In the first part of our conversation, David explained the damage done by the PACE trials and their underlying implication that ME is a psychosomatic affliction, not a physical disease. He explained how the PACE trials results, published in The Lancet, the British medical journal, affected institutions as faraway as the Mayo Clinic and the Centers for Disease Control.
In the second part, David talked about interviewing two survivors of the first documented modern outbreak of ME at the Royal Free Hospital in London in 1955. This outbreak gave Myalgic Encephalomyelitis its name, he said.
Thank you so much Mr. King for all that you have done!
my son has CFS/ME... thank you for your advocacy... it’s heartbreaking to watch
Thank you Llewellyn and associates for not forgetting us, and for letting the world know about ME while we often cannot. We long for the cure.

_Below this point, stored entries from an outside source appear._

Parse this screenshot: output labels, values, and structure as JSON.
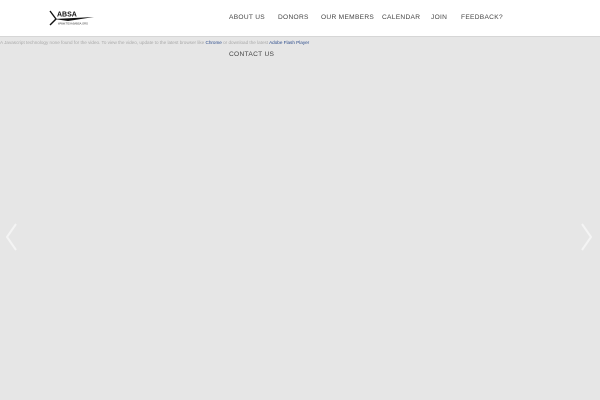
{
  "header": {
    "logo": {
      "text": "ABSA",
      "subtext": "WWW.TEXASABSA.ORG"
    },
    "nav": [
      {
        "label": "ABOUT US"
      },
      {
        "label": "DONORS"
      },
      {
        "label": "OUR MEMBERS"
      },
      {
        "label": "CALENDAR"
      },
      {
        "label": "JOIN"
      },
      {
        "label": "FEEDBACK?"
      },
      {
        "label": "CONTACT US"
      }
    ]
  },
  "notice": {
    "text_before": "A Javascript technology none found for the video. To view the video, update to the latest browser like",
    "chrome_link": "Chrome",
    "text_middle": "or download the latest",
    "flash_link": "Adobe Flash Player"
  },
  "slider": {
    "prev_icon": "chevron-left-icon",
    "next_icon": "chevron-right-icon"
  },
  "colors": {
    "background": "#e6e6e6",
    "header": "#ffffff",
    "link": "#2a4a8a"
  }
}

We also look forward to the time when the CFS moniker is dropped, a term for a completely different condition, a psych condition, that was convenient for the insurance companies and government to hang on ME patients in the beginning. They did likewise to diabetics in the beginning. Thanks to anyone considering helping with this mysterious immunological and neurological disorder that has robbed millions of their lives.
Thank you for all you do for us suffering MECFS.
why oh why cannot people sort this name out they are two different problems me is myalgic encephalomyelitis and cfs is invented to explain a sick building syndrome caused by many factors not the lest an attempt by the cdc to create confusion to save millions of dollars in welfare payments
Thank you for caring about this "invisible disease". I suffer immensely with this, and it is difficult to keep hoping for relief.